実効性は?ヘイトスピーチ“対策法”成立へ
キーワードでニュースを読み解く「every.キーワード」。18日のテーマは「ヘイトスピーチ」。日本テレビ・小栗泉解説委員が解説する。
■ヘイトスピーチの怖さ
「ヘイトスピーチ」とは特定の民族や人種に対して差別をあおる行為。法務省は、このヘイトスピーチが行われたデモが去年9月までの3年半で1152件確認されたと3月に発表した。
古くは、「ナチスのユダヤ人大虐殺はヒトラーのヘイトスピーチがきっかけだった」といわれているほか、「約20年前、部族間の対立で約100万人が殺害されたとされるルワンダ虐殺も、ラジオ局で放送されたヘイトスピーチがきっかけ」とされている。つまり、ヘイトスピーチには最悪の場合、虐殺にまでいきつく危険性も潜んでいる。
■法的に問題は?
日本でも在日韓国人・朝鮮人を攻撃するようなデモがみられ、人を傷つける過激な言葉が飛び交うこともあった。法的には問題はないのだろうか。
実は、日本にはヘイトスピーチそのものを取り締まる法律はない。特定の団体などを標的とする場合は、侮辱罪などが適用された例はあるが、不特定多数を標的とする場合は取り締まる法律はない。
■民事裁判では―
ただ、少しずつヘイトスピーチを問題視する動きが出てきた。2009年から2010年にかけて、京都朝鮮第一初級学校の校門前で「朝鮮学校はぶっ壊せ」「朝鮮人を保健所で処分しろ」などと発言して、授業を妨害したとして学校が市民団体を訴えた民事裁判があった。
京都地裁は「この活動は著しく差別的な多数の発言を伴うもので人種差別にあたる」として、街宣活動の禁止と約1200万円の損害賠償を命じた。この判決を最高裁も支持して、2014年に確定している。
2014年8月には、国連の人種差別撤廃委員会が「ヘイトスピーチ」について、法的な規制も含む適切な対応をとるように日本に勧告した。最高裁判決や国連の勧告もあるようだが、国はどう対応しているのだろうか。
■法律を作る上での問題点
法務省などは、このようなポスターを作るなどして啓発活動を行っていた。ただ、「はい、法律つくりましょう」とはならなかった。というのも、ヘイトスピーチを規制する法律を作ることで、憲法が保障している「表現の自由」を侵害するのでは、という議論があるからだ。仮に規制するとなると、良いか悪いかの境界があいまいな言葉もあり、政治的な評論などの正当な言論を萎縮させるのではという指摘もある。
■法案の中身とは
そんな中、成立する見通しの法案は、どんな中身なのだろうか。法案の前文にはこうある。
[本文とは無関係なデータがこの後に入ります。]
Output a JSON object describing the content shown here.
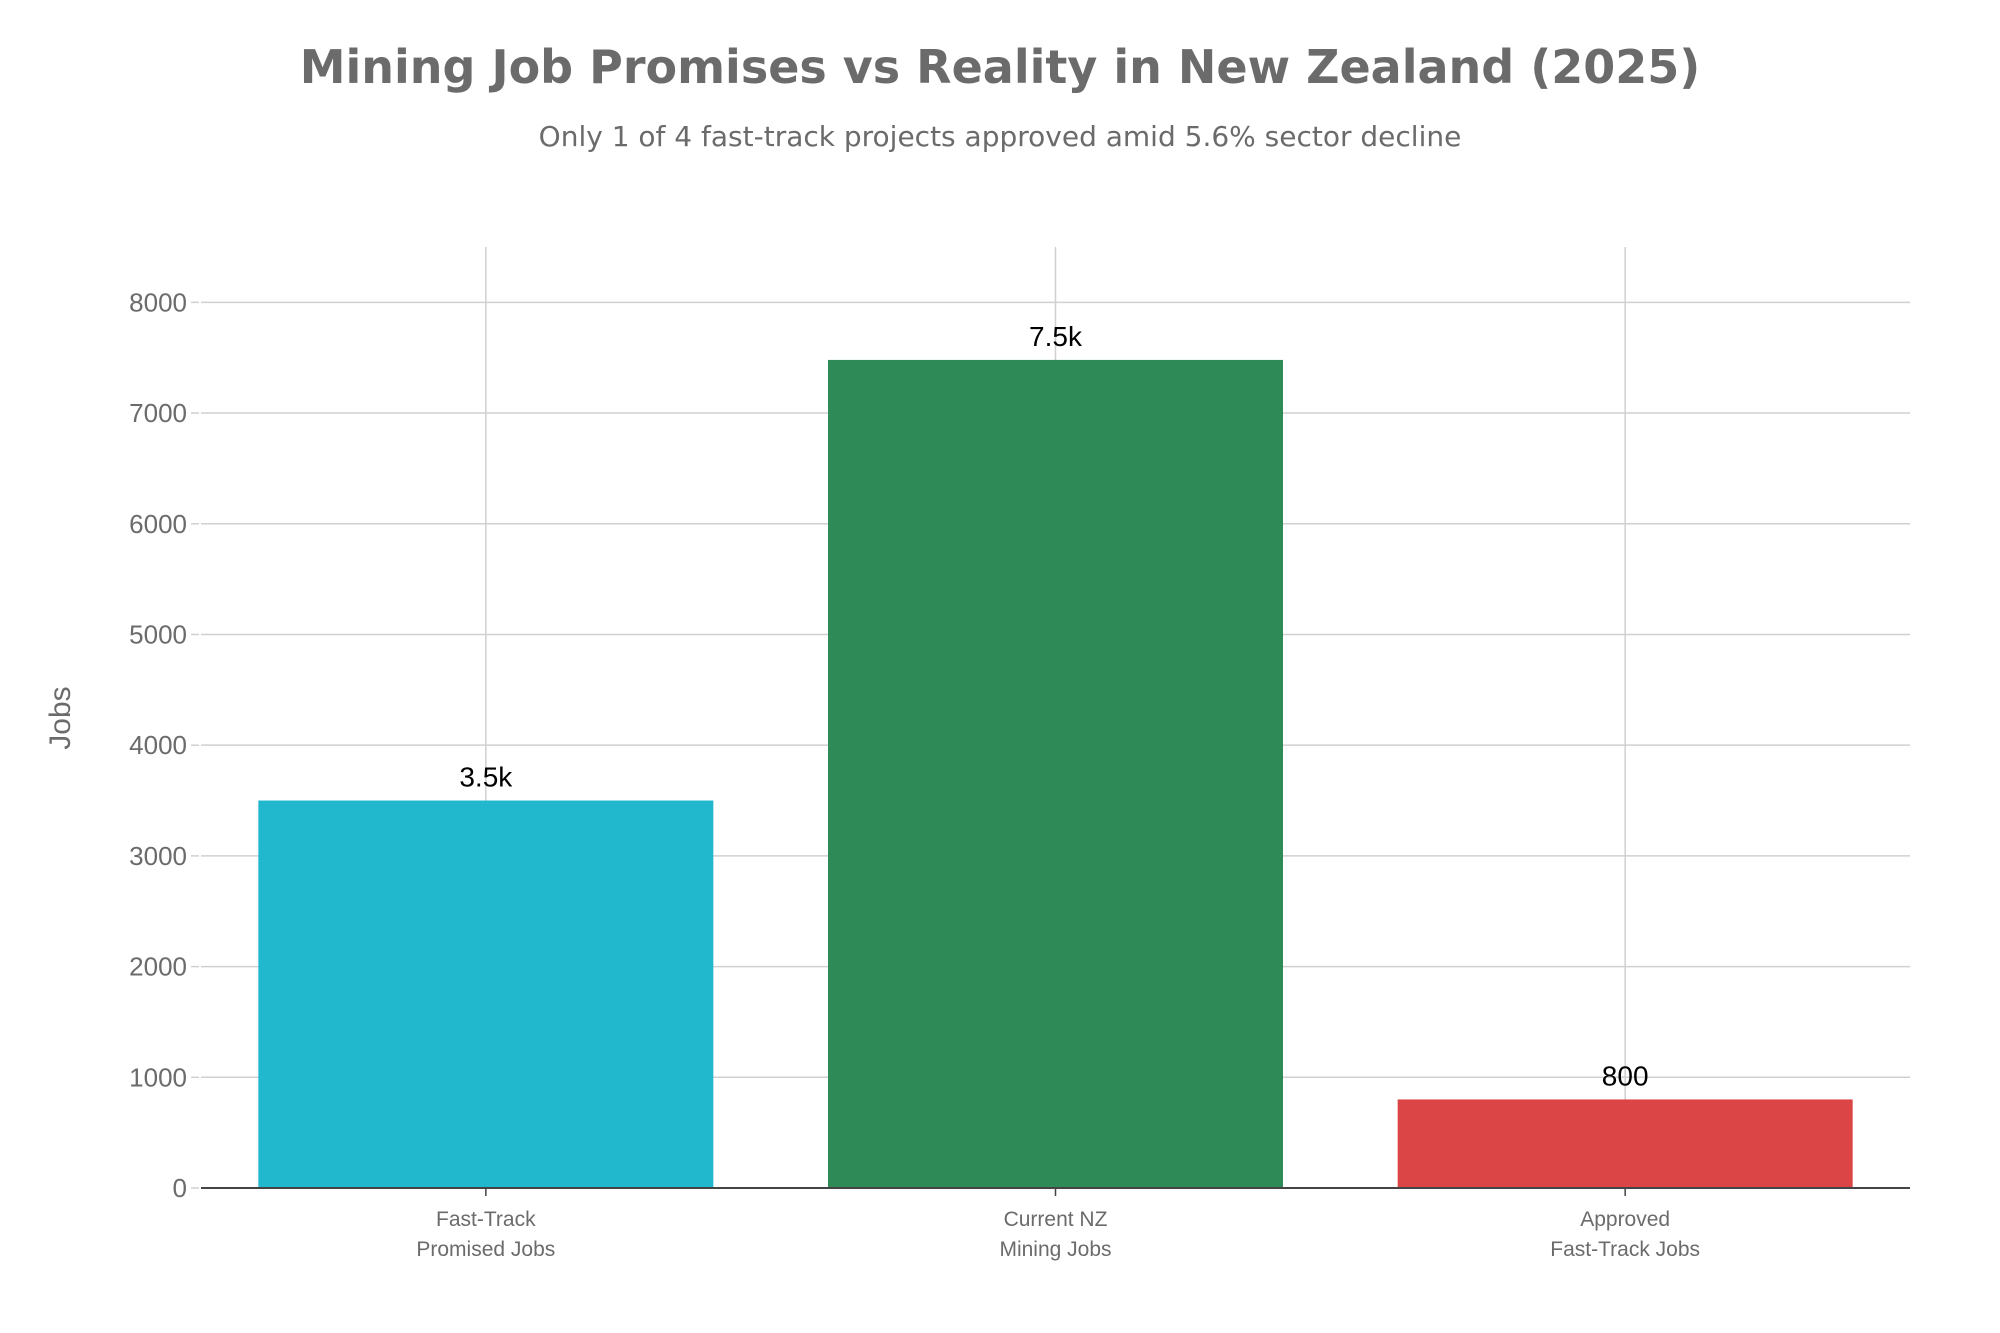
{
  "chart_data": {
    "type": "bar",
    "title": "Mining Job Promises vs Reality in New Zealand (2025)",
    "subtitle": "Only 1 of 4 fast-track projects approved amid 5.6% sector decline",
    "xlabel": "",
    "ylabel": "Jobs",
    "ylim": [
      0,
      8500
    ],
    "yticks": [
      0,
      1000,
      2000,
      3000,
      4000,
      5000,
      6000,
      7000,
      8000
    ],
    "grid": true,
    "categories": [
      [
        "Fast-Track",
        "Promised Jobs"
      ],
      [
        "Current NZ",
        "Mining Jobs"
      ],
      [
        "Approved",
        "Fast-Track Jobs"
      ]
    ],
    "values": [
      3500,
      7480,
      800
    ],
    "data_labels": [
      "3.5k",
      "7.5k",
      "800"
    ],
    "colors": [
      "#21b7cc",
      "#2e8b57",
      "#db4545"
    ]
  }
}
「我が国においては、近年、本邦の域外にある国又は地域の出身であることを理由として、適法に居住するその出身者又はその子孫を、我が国の地域社会から排除することを煽動(せんどう)する不当な差別的言動が行われ、その出身者又はその子孫が多大な苦痛を強いられるとともに、当該地域社会に深刻な亀裂を生じさせている」「このような不当な差別的な言動は許されないことを宣言する」
法案を整理すると―
【対象】日本以外の出身者や子孫で適法に居住するもの。
【目的】生命・財産に危害を加えると脅すことや著しい侮辱を防ぐ。
【施策】相談体制の整備や人権教育の充実など。
■具体的な罰則はなし
一方で「表現の自由」を尊重して、具体的な罰則や禁止規定は盛り込まれていない。また、「日本以外の出身者や子孫で適法に居住するもの」としたことでアイヌの人や難民申請者などが除外されるとの指摘があり、「法律の施行後もヘイトスピーチの解消状況を見て対策を再検討する」との附則(ふそく)も追加された。
■ヘイトスピーチはなくなるか?
法案には罰則や禁止規定が無いので、実効性を疑問視する声も出ている。ただ、ヘイトスピーチは許されないという姿勢を国として示したことになる。これは、現状から一歩前進したと言えるだろう。
今回のポイントは「差別や排除の無い社会」。表現の自由は民主主義の土台で、とても大切だが、違う人種や民族だからと差別したり排除したりして、人を傷つけることは、もはや言葉の暴力になるだろう。違いを認め、互いの立場を思いやる社会でありたいものだ。